Answer: An Insatiable Appetite for Fees.
We comment regularly about the misdeeds of plaintiff's class action lawyers and the dysfunctional class action system in which they operate. But we want to make it clear that by no means do we whitewash the misdeeds of corporate America. Indeed, could anything be worse than the recent Wells Fargo litigation which demonstrated that the bank processed their customers' checks from the largest amount first to the smallest amount last, instead of in the order in which the checks were written? Wells' method depleted their customers' accounts faster, thereby boosting the number of overdraft penalties and filling the bank's coffers at a rate of $35 per transaction. In a scathing ruling, U.S. District Judge William Alsup ordered Wells Fargo to pay $203 million for this blatant manipulation.
But I ask you, how much different are the bank's actions from the activities of the plaintiff's class action bar with regard to the fees and costs they take from class action settlements? Wells Fargo is not the only business that engages in scams to increase their bottom line. Class action lawyers regularly engage in similar schemes to take advantage of their clients in order to boost law firm profits. You be the judge:
- Class action plaintiffs' law firms get away with charging $300 an hour for work actually done by "contract attorneys" paid $50 an hour -- an enormous per hour mark-up;
- Class action plaintiffs' law firms get away with billing clients in 15 minute intervals (known in the trade as a "minimum billing increment"). This system allows them, for example, to bill more than 24 hours in a single day (e.g. a lawyer makes a phone call that takes 5 minutes and charges the client the minimum increment of 15 minutes, thus a lawyer could work for only 20 minutes and charge the client a whole hour, or a lawyer could work 8 hours and charge clients for 24 hours);
- Class action plaintiffs' law firms get away with charging for work performed by partners at $700 an hour that should have been performed by associates at $400 an hour, or charge clients for work performed by associates at $400 an hour that should have been performed by paralegals at $150 an hour;
- Class action plaintiffs' law firms get away with presenting their time records to the court on a daily basis rather than on a task basis, so that it is burdensome for anyone reviewing the records to determine how much time a lawyer has spent on a particular task. For example, a lawyer prepares his oral argument and records x number of hours on several different days, but there is nothing indicating how much total time he spent on this task;
- Class action plaintiffs' law firms get away with obfuscating the expense charges of the case by aggregating costs rather than breaking them out, e.g. "Copying" cost $20,000 (instead of a cost per page), or "Travel" cost $100,000 (instead of itemizing flights, meals, and hotel bills);
- Law firms generally get away with charging for online legal research services on an hourly basis, even though the firms pay a flat monthly fee for the service. They then pass their hidden profit off as a "cost" to the client class; and
- Law firms generally get away with reusing legal research and charging clients the cost of creating the original work (e.g. Lawyer spends five hours drafting a memo for case A and bills the client for it. Lawyer then reuses the same basic memo for case B but bills that client for five hours as well).

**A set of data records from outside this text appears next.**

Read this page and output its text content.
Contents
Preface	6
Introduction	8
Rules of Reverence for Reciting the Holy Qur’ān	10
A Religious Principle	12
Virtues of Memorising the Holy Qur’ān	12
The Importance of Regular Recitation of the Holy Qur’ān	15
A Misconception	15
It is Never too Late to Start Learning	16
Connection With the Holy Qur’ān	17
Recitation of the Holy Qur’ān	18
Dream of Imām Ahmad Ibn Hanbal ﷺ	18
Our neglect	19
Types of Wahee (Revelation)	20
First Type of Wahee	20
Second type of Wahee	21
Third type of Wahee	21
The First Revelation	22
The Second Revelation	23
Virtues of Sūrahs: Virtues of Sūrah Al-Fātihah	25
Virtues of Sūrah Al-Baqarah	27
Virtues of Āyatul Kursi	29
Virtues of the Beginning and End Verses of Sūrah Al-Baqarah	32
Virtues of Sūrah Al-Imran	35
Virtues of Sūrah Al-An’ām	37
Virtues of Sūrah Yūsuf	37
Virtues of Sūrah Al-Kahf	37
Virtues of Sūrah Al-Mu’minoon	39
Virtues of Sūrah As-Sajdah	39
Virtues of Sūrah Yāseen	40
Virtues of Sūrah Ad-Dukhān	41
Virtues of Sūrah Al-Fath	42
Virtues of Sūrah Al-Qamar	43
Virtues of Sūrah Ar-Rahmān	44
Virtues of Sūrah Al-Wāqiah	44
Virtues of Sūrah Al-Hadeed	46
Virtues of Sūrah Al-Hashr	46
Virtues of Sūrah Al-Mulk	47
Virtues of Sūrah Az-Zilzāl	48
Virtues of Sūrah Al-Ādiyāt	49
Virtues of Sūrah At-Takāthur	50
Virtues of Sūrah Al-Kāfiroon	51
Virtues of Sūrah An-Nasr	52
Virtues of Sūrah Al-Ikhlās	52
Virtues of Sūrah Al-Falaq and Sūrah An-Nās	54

And we haven't even talked about bill padding! (The lawyer who spends four hours writing a brief but bills the class for eight hours.)
A straight-talking judge spelled out the reprehensible conduct of one the nation's largest banks. But when is the judiciary going to examine the schemes of class action lawyers with the same zeal with which it scrutinizes the business practices of American corporations - that is, those not involved in the business of class action litigation?